A partida começou bem disputada. Os dois garotos pareciam ter o mesmo nível.

- Eu devo reconhecer - disse Xâvier enxugando a testa com a camisa - que você se defende bem, e...

- Cale a boca, Xâvier, o Palhaço! Deixe sua alma na mesa!

As bolas que se seguiram foram acompanhadas de gritos de raiva.

- Nada mal, melhor do que eu esperava - gritou Xâvier. - Eu te subestimei!

- Eu devo admitir - rebateu Mârk tomando fôlego - que você não é só um estúpido pretensioso. Pronto? Minha vez de sacar.

- Eu jogo com o vencedor! Mârk e Xâvier se assustaram.

Na porta, a menina dos grandes olhos e de longos cabelos castanhos que os havia acompanhado na chegada da nave.

- Eu jogo com o vencedor - repetiu ela.

Os dois garotos trocaram olhares e balançaram os ombros. Eles murmuraram algo para exprimir que estavam de acordo e retomaram a partida. A presença da menina deu mais ânimo ao jogo. As trocas de bola ficaram ainda mais acirradas.

Assim que Mârk ganhou o ponto decisivo, Xâvier xingou e jogou a raquete na mesa.

- Tss, tss - fez a menina com ar reprovador. - Que feio não saber perder!

Xâvier não respondeu, sentou-se em um dos aparelhos e ficou encostado na parede.

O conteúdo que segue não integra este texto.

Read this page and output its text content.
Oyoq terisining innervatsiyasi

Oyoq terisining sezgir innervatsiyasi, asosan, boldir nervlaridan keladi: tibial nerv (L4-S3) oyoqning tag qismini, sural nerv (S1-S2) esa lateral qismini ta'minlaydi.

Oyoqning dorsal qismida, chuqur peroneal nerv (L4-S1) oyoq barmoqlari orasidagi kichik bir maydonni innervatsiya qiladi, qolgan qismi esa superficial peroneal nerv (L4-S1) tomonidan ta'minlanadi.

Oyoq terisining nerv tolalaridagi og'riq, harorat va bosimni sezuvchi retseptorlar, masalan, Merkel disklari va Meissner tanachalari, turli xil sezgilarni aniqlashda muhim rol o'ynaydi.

- Ao menos você sabe jogar? - se inquietou Mârk vendo-a pegar a raquete abandonada.

- Não se preocupe comigo - rebateu com uma voz tranqüila. - Você quer descansar antes de recomeçar?

- Não, obrigado.

Mârk se sentiu tocado e envergonhado pela atenção.

- Eu me chamo Mârk - continuou ele para dissipar seu mal-estar -, o outro ali é o Xâvier.

- Prazer! Eu sou Morgana.

- Pronta, Morgana?

- Pronta.

A partida foi uma das mais curtas da história do pingue-pongue. O garoto não marcou um único ponto. Do outro lado, uma fúria atacou todas as suas bolas e as devolvia com uma força e uma precisão incríveis.

- Que coisa! - Espantado, ele apertou a mão fina e nervosa de Morgana. - Eu nunca tinha visto alguém jogar como você!

- Parabéns! Foi muito legal! - exclamou Xâvier que, surpreso, esquecera seu despeito.

- O mérito não é meu - disse a menina quase se desculpando. - Eu sou uma Frä Daüda. Estou acostumada a adivinhar as coisas. Até mesmo a trajetória das bolas! Nós treinamos freqüentemente isso, entre as noviças, na escola.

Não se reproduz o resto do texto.